Currently, our Redis is using the default type, ClusterIP, so it cannot be accessed directly from outside the cluster. We can use the port-forward method to access it from outside the cluster.
➜ ~ kubectl port-forward svc/redis-server 6379:6379
Forwarding from 127.0.0.1:6379 -> 6379
Forwarding from [::1]:6379 -> 6379
Handling connection for 6379
In another local terminal, we can connect using the redis-cli tool.
➜ ~ redis-cli -h 127.0.0.1 -p 6379
127.0.0.1:6379> ping
PONG
Of course, we can also expose the service using the NodePort method.
➜ ~ kubectl expose deploy/redis --port=6379 --protocol=TCP --target-port=6379 --name=redis-server-nodeport --type=NodePort
service/redis-server-nodeport exposed
➜ ~ kubectl get service/redis-server-nodeport -o wide
NAME TYPE CLUSTER-IP EXTERNAL-IP PORT(S) AGE SELECTOR
redis-server-nodeport NodePort 10.109.248.204 <none> 6379:31913/TCP 11s run=redis
We can connect to our Redis service using port 31913 on any node. It’s worth noting that this port range can be configured using the service-node-port-range parameter of kube-apiserver, which defaults to 30000-32767.
Pod #
In the previous section, we mentioned that a Pod is the smallest deployable unit in Kubernetes. Let’s take a look at the status of the Pods in the current cluster.
➜ ~ kubectl get pods
NAME READY STATUS RESTARTS AGE
redis-7c7545cbcb-jwcf2 1/1 Running 0 8h
Let’s perform a simple scaling operation.
➜ ~ kubectl scale deploy/redis --replicas=2
deployment.extensions/redis scaled
➜ ~ kubectl get pods
NAME READY STATUS RESTARTS AGE
redis-7c7545cbcb-jwcf2 1/1 Running 0 8h
redis-7c7545cbcb-wzh6w 1/1 Running 0 4s
You can see that the number of Pods has increased, and they are now in the Running state. (Of course, in a production environment, scaling a Redis service is not done this way.
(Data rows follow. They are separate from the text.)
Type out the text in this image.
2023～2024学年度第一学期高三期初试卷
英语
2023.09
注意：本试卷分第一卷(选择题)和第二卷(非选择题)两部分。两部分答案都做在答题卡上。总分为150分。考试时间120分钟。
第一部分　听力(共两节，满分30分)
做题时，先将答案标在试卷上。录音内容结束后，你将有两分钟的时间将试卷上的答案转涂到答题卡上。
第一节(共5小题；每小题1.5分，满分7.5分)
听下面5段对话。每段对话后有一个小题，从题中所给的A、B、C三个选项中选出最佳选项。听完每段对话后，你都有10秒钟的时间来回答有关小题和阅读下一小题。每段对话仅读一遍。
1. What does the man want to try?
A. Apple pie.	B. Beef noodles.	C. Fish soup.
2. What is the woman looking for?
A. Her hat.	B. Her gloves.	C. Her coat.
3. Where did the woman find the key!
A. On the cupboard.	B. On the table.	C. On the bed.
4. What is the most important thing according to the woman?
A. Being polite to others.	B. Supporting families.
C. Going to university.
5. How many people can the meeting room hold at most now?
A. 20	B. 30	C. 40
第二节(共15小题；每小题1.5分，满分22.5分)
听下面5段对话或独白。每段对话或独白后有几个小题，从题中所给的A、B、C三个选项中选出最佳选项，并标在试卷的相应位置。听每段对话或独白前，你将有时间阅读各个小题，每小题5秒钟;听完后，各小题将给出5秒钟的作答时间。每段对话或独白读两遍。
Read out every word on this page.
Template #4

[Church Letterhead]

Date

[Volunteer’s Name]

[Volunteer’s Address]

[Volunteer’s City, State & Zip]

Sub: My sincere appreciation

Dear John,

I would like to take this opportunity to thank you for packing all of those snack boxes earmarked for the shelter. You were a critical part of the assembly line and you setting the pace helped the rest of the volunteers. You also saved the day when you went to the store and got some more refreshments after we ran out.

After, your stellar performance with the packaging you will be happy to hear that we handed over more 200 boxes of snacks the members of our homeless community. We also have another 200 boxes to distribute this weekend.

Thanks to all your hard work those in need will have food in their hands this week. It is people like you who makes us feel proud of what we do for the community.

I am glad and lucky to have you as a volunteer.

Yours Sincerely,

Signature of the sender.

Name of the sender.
Actual deployment and usage practices depend on the specific scenario.)
Summary #
In this section, we used Redis as an example to learn the basics of cluster management. We learned how to deploy applications, the basic types of Service, and how to provide external access to services through methods like port-forward or NodePort.
At the same time, we learned about several types of resources that are commonly involved in application deployment, such as Deployment, ReplicaSet, Service, and Pod. Mastering these resources and understanding their relationships will greatly help with cluster maintenance and problem troubleshooting.
In the next section, we will begin learning about a crucial aspect of using Kubernetes in a production environment: access control.